De todas as opções apontadas, verifica-se que o tele depoimento e a videoconferência são as opções mais viáveis, eficientes e econômicas. Além disso, para a autora, a videoconferência fortalece vários princípios do processo penal brasileiro, como o do juiz natural, do promotor natural, da oralidade, da imediatidade, da identidade física do juiz, do contraditório e da celeridade.

Dodge (2014) ainda observa que a nossa legislação interna já disciplina sobre a o tele interrogatório e a videoconferência no art. 227 da Lei 11.690/08, e a Lei 11.900/09 incluiu o § 3º do art. 222-A do CPP, possibilitando a oitiva de testemunha por meio de videoconferência ou de outros recursos tecnológicos de transmissão de sons e imagens em tempo real.

Além do mais, a nossa Carta Magna, em seu artigo 4ª, inciso IX, estabelece a cooperação entre os povos para o progresso da humanidade como sendo um dos princípios regentes da República Federativa do Brasil nas suas relações internacionais. Assim sendo, entendo que a cooperação jurídica está em perfeita compatibilidade com a nossa legislação interna, tendo em vista que possui até mesmo expressa previsão constitucional.

Outrossim, o NCPC traz uma inovação ao nosso ordenamento jurídico: Um capítulo próprio disciplinando acerca da cooperação jurídica internacional.

Além de que, na minha percepção, a videoconferência é uma ferramenta de fundamental importância no âmbito da cooperação internacional, que pode e deve ser utilizadas pelas autoridades competentes. Se a o crime organizado aperfeiçoou suas técnicas por meio da tecnologia, o mesmo deve ser feito pelas autoridades competentes, a fim de combatê-lo.

Por sua vez, o item 21 elenca em quais situações a cooperação judiciária poderá ser recusada pelo Estado requerido, todavia, o item 23 ressalta que toda e qualquer recusa deve ser fundamentada. Nessa toada, Baltazar Júnior e Flores, apontam que tanto as extradições, como a cooperação em matéria penal, podem ser denegadas quando houver riscos aos direitos fundamentais do acusado ou investigado. Quanto a essa questão, já há jurisprudência da Suprema Corte reforçando esse entendimento25.

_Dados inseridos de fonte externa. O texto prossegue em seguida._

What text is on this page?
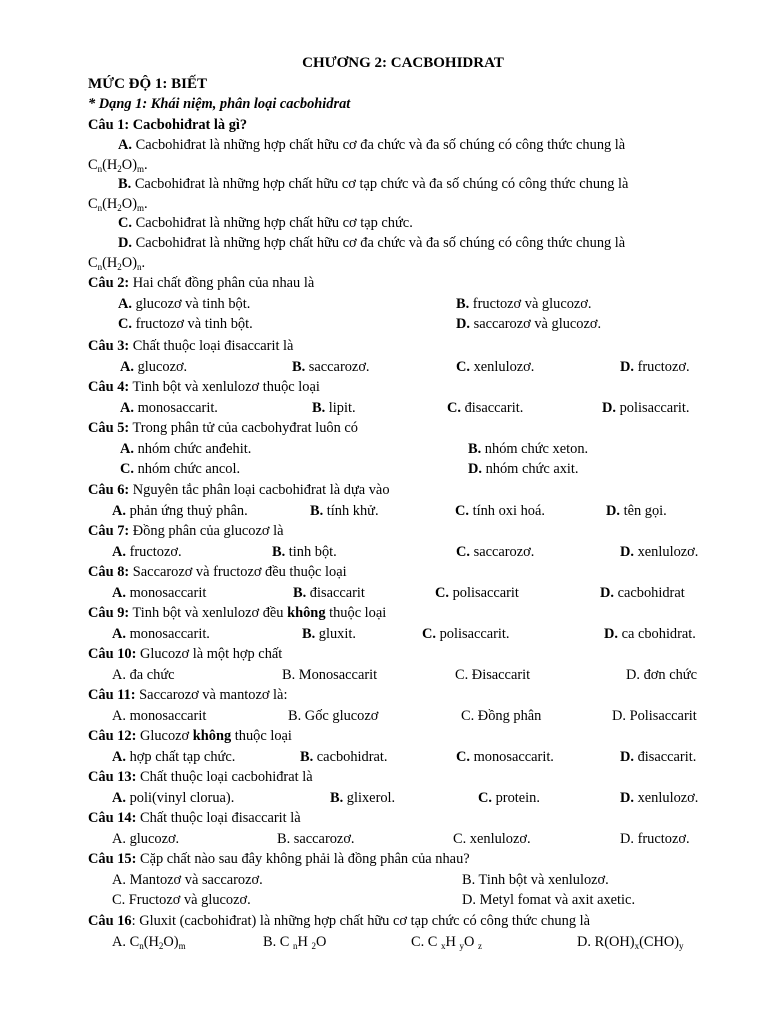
CHƯƠNG 2: CACBOHIDRAT
MỨC ĐỘ 1: BIẾT
* Dạng 1: Khái niệm, phân loại cacbohidrat
Câu 1: Cacbohiđrat là gì?
A. Cacbohiđrat là những hợp chất hữu cơ đa chức và đa số chúng có công thức chung là
$C_n(H_2O)_m$.
B. Cacbohiđrat là những hợp chất hữu cơ tạp chức và đa số chúng có công thức chung là
$C_n(H_2O)_m$.
C. Cacbohiđrat là những hợp chất hữu cơ tạp chức.
D. Cacbohiđrat là những hợp chất hữu cơ đa chức và đa số chúng có công thức chung là
$C_n(H_2O)_n$.
Câu 2: Hai chất đồng phân của nhau là
A. glucozơ và tinh bột.	B. fructozơ và glucozơ.
C. fructozơ và tinh bột.	D. saccarozơ và glucozơ.
Câu 3: Chất thuộc loại đisaccarit là
A. glucozơ.	B. saccarozơ.	C. xenlulozơ.	D. fructozơ.
Câu 4: Tinh bột và xenlulozơ thuộc loại
A. monosaccarit.	B. lipit.	C. đisaccarit.	D. polisaccarit.
Câu 5: Trong phân tử của cacbohyđrat luôn có
A. nhóm chức anđehit.	B. nhóm chức xeton.
C. nhóm chức ancol.	D. nhóm chức axit.
Câu 6: Nguyên tắc phân loại cacbohiđrat là dựa vào
A. phản ứng thuỷ phân.	B. tính khử.	C. tính oxi hoá.	D. tên gọi.
Câu 7: Đồng phân của glucozơ là
A. fructozơ.	B. tinh bột.	C. saccarozơ.	D. xenlulozơ.
Câu 8: Saccarozơ và fructozơ đều thuộc loại
A. monosaccarit	B. đisaccarit	C. polisaccarit	D. cacbohidrat
Câu 9: Tinh bột và xenlulozơ đều không thuộc loại
A. monosaccarit.	B. gluxit.	C. polisaccarit.	D. ca cbohidrat.
Câu 10: Glucozơ là một hợp chất
A. đa chức	B. Monosaccarit	C. Đisaccarit	D. đơn chức
Câu 11: Saccarozơ và mantozơ là:
A. monosaccarit	B. Gốc glucozơ	C. Đồng phân	D. Polisaccarit
Câu 12: Glucozơ không thuộc loại
A. hợp chất tạp chức.	B. cacbohidrat.	C. monosaccarit.	D. đisaccarit.
Câu 13: Chất thuộc loại cacbohiđrat là
A. poli(vinyl clorua).	B. glixerol.	C. protein.	D. xenlulozơ.
Câu 14: Chất thuộc loại đisaccarit là
A. glucozơ.	B. saccarozơ.	C. xenlulozơ.	D. fructozơ.
Câu 15: Cặp chất nào sau đây không phải là đồng phân của nhau?
A. Mantozơ và saccarozơ.	B. Tinh bột và xenlulozơ.
C. Fructozơ và glucozơ.	D. Metyl fomat và axit axetic.
Câu 16: Gluxit (cacbohiđrat) là những hợp chất hữu cơ tạp chức có công thức chung là
A. $C_n(H_2O)_m$	B. C $_n$H $_2$O	C. C $_x$H $_y$O $_z$	D. $R(OH)_x(CHO)_y$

Enfim, o ponto 30 faculta aos Estados celebrarem acordos ou protocolos bilaterais ou multilaterais, a fim de reforçar ou dar maior eficácia à Cooperação Jurídica Internacional.

Isto posto, observar-se que a cooperação jurídica internacional é um instrumento eficaz para o combate ao crime organizado, tendo, inclusive, sido apontada como meio de auxílio entre os Estados Partes na Convenção de Palermo. Não obstante, ressalto que a cooperação jurídica, por si só, não dará conta de vencer a problemática do Tráfico de Pessoas.

Giza-se que para a resolução de um problema tão complexo como o Tráfico de Mulheres para fins de exploração sexual é necessário que haja, dentro do âmbito político interno dos países, políticas públicas de prevenção, focadas nos grupos mais vulneráveis. Ademais, tendo em vista as sequelas das vítimas deste crime, é preciso que haja políticas de assistência a essas mulheres.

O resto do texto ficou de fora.